Occlusion culling is where it tries to figure out what foliage should still be rendered and what not. So as RyanB stated, you’ll have to look into your foliage shader and opacity. If its masked, one step would be to reduce the amount of grass instances rendering past each other. If you used translucency without a mask, try to reduce the amount of “space” on your grass mesh that is not actually covered by grass texture, but empty, as that probably still costs time to calculate that the empty parts are “see through” and stuff behind it shouldn’t be culled. (If I am not mistaken :slight_smile: )

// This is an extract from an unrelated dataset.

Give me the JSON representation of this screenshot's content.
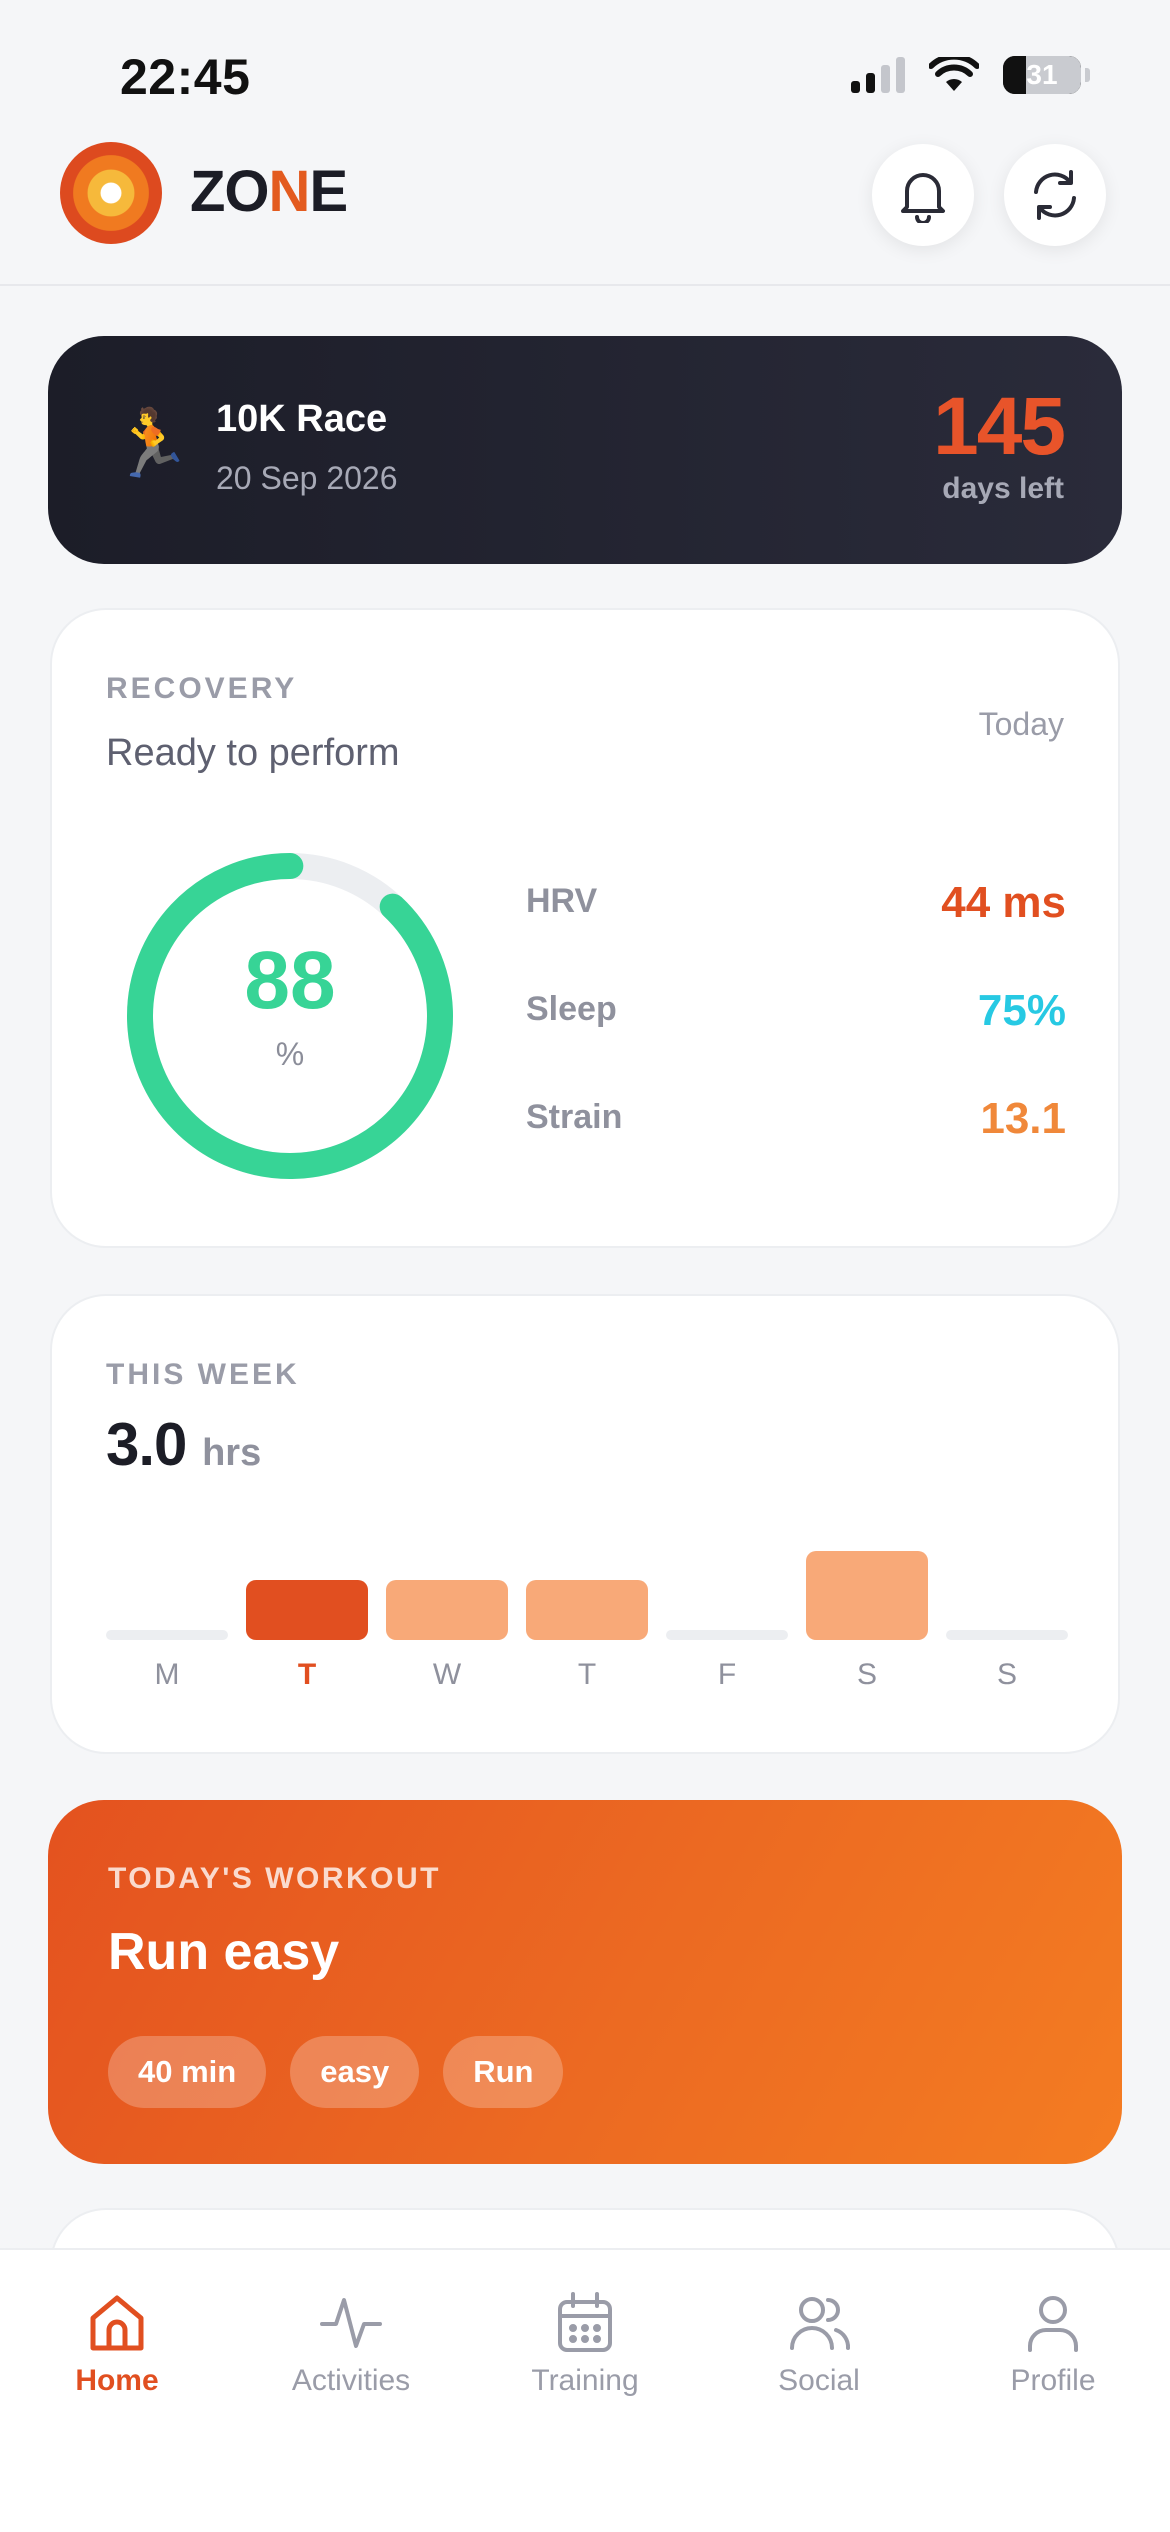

Offtopic, but yes, I actually have - same level set up even, both in UE4 and CE. UE4 won, which is why I am here now and probably the reason why you post here now, too - so I left CE out of the discussion as the OP wanted to get down to the performance drop in his UE4 level. Let alone, the stock foliage in CE, that most people use to show their “levels” is highly optimized, along with their foliage system which has been updated over the years. So yes - that aspect of the engine is probably faster than the counter part in UE4. Wasn’t enough to keep me there though.

Disable tessalation
Don’t use 4k textures, 1k enough or 512 for small meshes
Add a cull distance volume to your entire scene
Disable collision for grass stuff
disable landscape shadows

In front of the view is a village with 700 meshes, landscape is 4000x4000 and has 200 meshes so far

With the player in the village its around 40-50 fps, depending on lightning settings (dynamical lightning eats a lot)

Issues i encountered, when i change lightning settings, sometimes i have to restart the editor to get what appears to be the real fps.

Using 4.10.4

Inside the village +70 fps, you can see aggressive culling, the wall in the distance has a missing part, later will merge all walls, then large structures stay in place. Did not test to merge trees, maybe this has some impact too, in case wind motion would stay realistically.